This morning I saw The Railway Man, starring Colin Firth and Nicole Kidman.
Eric Lomax (Firth) was a British soldier during World War II, taken as a prisoner of war by the Japanese. In an effort to learn what was going on in the outside world, he and his fellow soldiers successfully built a radio, but the discovery of that invention caused him to be severely tortured.
Lomax survived the war, but never forgot his hatred and disgust for one of his main captors, Tekashi Nagase (Hiroyuki Sanada). Nagase was an educated interpreter who Lomax felt should have shown mercy during the conflict, but instead displayed vicious cruelty.
In the 1980s, after a rocky career and numerous subsequent effects of post-traumatic stress disorder, Lomax met his second wife, Patti (Kidman). He shared his love of railways with her and their romance blossomed. Not long after their wedding, she realized how damaged he was.
Her love for him, and the support of the soldiers he survived with, led him to reunite with Nagase and ultimately forgive his actions.
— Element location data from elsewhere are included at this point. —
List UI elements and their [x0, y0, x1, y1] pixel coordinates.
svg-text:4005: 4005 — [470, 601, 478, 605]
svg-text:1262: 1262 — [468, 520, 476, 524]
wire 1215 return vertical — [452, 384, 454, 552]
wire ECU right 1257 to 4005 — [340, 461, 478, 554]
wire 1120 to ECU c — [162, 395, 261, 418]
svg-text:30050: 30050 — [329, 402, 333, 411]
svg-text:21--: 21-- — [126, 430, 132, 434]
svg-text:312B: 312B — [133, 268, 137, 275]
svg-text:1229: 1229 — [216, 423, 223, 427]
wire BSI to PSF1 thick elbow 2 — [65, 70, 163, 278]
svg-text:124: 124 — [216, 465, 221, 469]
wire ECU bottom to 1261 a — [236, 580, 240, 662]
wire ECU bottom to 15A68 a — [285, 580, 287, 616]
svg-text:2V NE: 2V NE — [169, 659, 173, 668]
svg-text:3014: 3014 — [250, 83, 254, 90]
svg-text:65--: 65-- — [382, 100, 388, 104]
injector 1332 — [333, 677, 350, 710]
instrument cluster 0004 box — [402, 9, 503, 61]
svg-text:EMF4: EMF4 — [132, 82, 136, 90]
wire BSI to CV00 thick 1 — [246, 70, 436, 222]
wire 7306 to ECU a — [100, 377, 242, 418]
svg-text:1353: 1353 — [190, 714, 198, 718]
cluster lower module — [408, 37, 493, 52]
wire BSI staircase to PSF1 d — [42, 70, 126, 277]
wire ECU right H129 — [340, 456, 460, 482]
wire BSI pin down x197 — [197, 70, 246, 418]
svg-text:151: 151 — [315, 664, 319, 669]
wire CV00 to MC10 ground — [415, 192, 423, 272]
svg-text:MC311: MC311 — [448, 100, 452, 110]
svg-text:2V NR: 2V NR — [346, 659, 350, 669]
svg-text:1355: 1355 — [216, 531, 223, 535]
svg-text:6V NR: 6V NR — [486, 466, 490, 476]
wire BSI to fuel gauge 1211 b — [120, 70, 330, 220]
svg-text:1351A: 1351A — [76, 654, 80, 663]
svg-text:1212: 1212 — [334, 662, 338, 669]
In fact, the two became close friends until Nagase's death just a few years ago.
The film, based on this true story, captures both the horrors of actual prison camps and the psychological pain that echoes decades later from the experience of violence.
Firth is his usual amazing self, exhibiting an aloof nature at first, then revealing his layers of agony for all to witness; Kidman gives her best performance in recent memory as the concerned and curious wife, desperate to bring peace to the love of her life.
It's a story that needed to be told, both to remember the errors of our combative past and to realize the power of healing through forgiveness.